Alguns quilômetros à frente, fomos parados em uma blitz policial de rotina. Meu coração disparou. Era a minha chance.
Um policial se aproximou da janela de Tia Joana.
"Boa tarde, senhora. Documentos do veículo e habilitação, por favor."
Enquanto Tia Joana procurava os papéis no porta-luvas, eu intensifiquei meu choro. O policial notou.
"Tá tudo bem aí atrás?" ele perguntou, se inclinando para olhar dentro do carro.
Antes que Tia Joana ou Pedro pudessem inventar outra mentira, eu falei, a voz embargada pelas lágrimas forçadas.
"Senhor policial... a minha tia... ela não quer me dar comida. E o meu primo... ele me bateu."
Eu levantei o braço, mostrando as marcas vermelhas dos dedos de Tia Joana de quando ela me agarrou.
O rosto do policial mudou. A expressão dele ficou séria.
Tia Joana empalideceu. "Isso é mentira! Ela é uma menina problemática, policial! Ela tá inventando coisas!"
Pedro entrou em pânico. "Ela é louca! Ela me mordeu! Olha aqui!" Ele mostrou a mão para o policial.
Eu usei a tática deles contra eles mesmos.
"Ele tentou me agarrar à força, por isso eu mordi pra me defender," eu disse, chorando ainda mais. "A gente tá viajando há horas e eles não me deram nem um copo d' água. Eu sou só uma criança. Por favor, me ajuda."
O policial olhou para Pedro, um adolescente forte, e para mim, uma garota magra e chorando. Olhou para a mão mordida de Pedro e para as marcas em meu braço. A balança da credibilidade pendeu para o meu lado.
"Senhora, por favor, encoste o carro. Todos vocês vão descer," o policial ordenou, em um tom que não admitia discussão.
O pânico nos olhos de Tia Joana e Pedro era a minha vitória. Eles foram forçados a sair do carro. O policial chamou um colega pelo rádio.
No fim das contas, a blitz não deu em nada criminal. Tia Joana tinha uma história convincente sobre ser minha tia de verdade e estar me levando para um tratamento. Mas o policial foi muito claro.
"Eu não sei qual é a história de vocês, e não vou me meter em briga de família," ele disse, olhando duro para Tia Joana. "Mas essa menina vai comer. Agora. Vocês vão naquela lanchonete ali, e vão comprar uma refeição decente pra ela. Eu vou ficar aqui olhando. Se eu souber que vocês maltrataram ela de novo, eu mesmo levo vocês pra delegacia por maus-tratos."
Derrotados, Tia Joana e Pedro me levaram para a lanchonete. Ela me comprou um prato de arroz, feijão e frango, seus olhos fuzilando ódio a cada garfada que eu dava.
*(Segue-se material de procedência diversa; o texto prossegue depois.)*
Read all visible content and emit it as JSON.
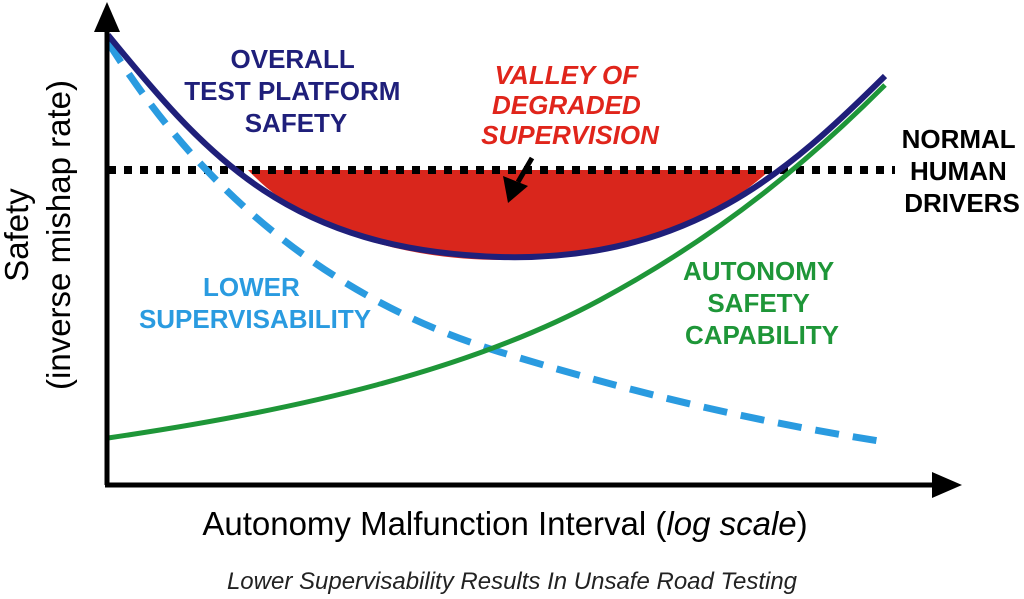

Eu comi devagar, saboreando não só a comida, mas a pequena vitória. Eu tinha mostrado a eles que não era mais a mesma Maria. Eu não era indefesa.
Enquanto comia, eu mantinha meu corpo alimentado e minha esperança viva. Eu sabia que a guerra estava longe de acabar, mas eu tinha ganhado uma batalha importante. Eu os fiz sentir medo. E isso era um começo.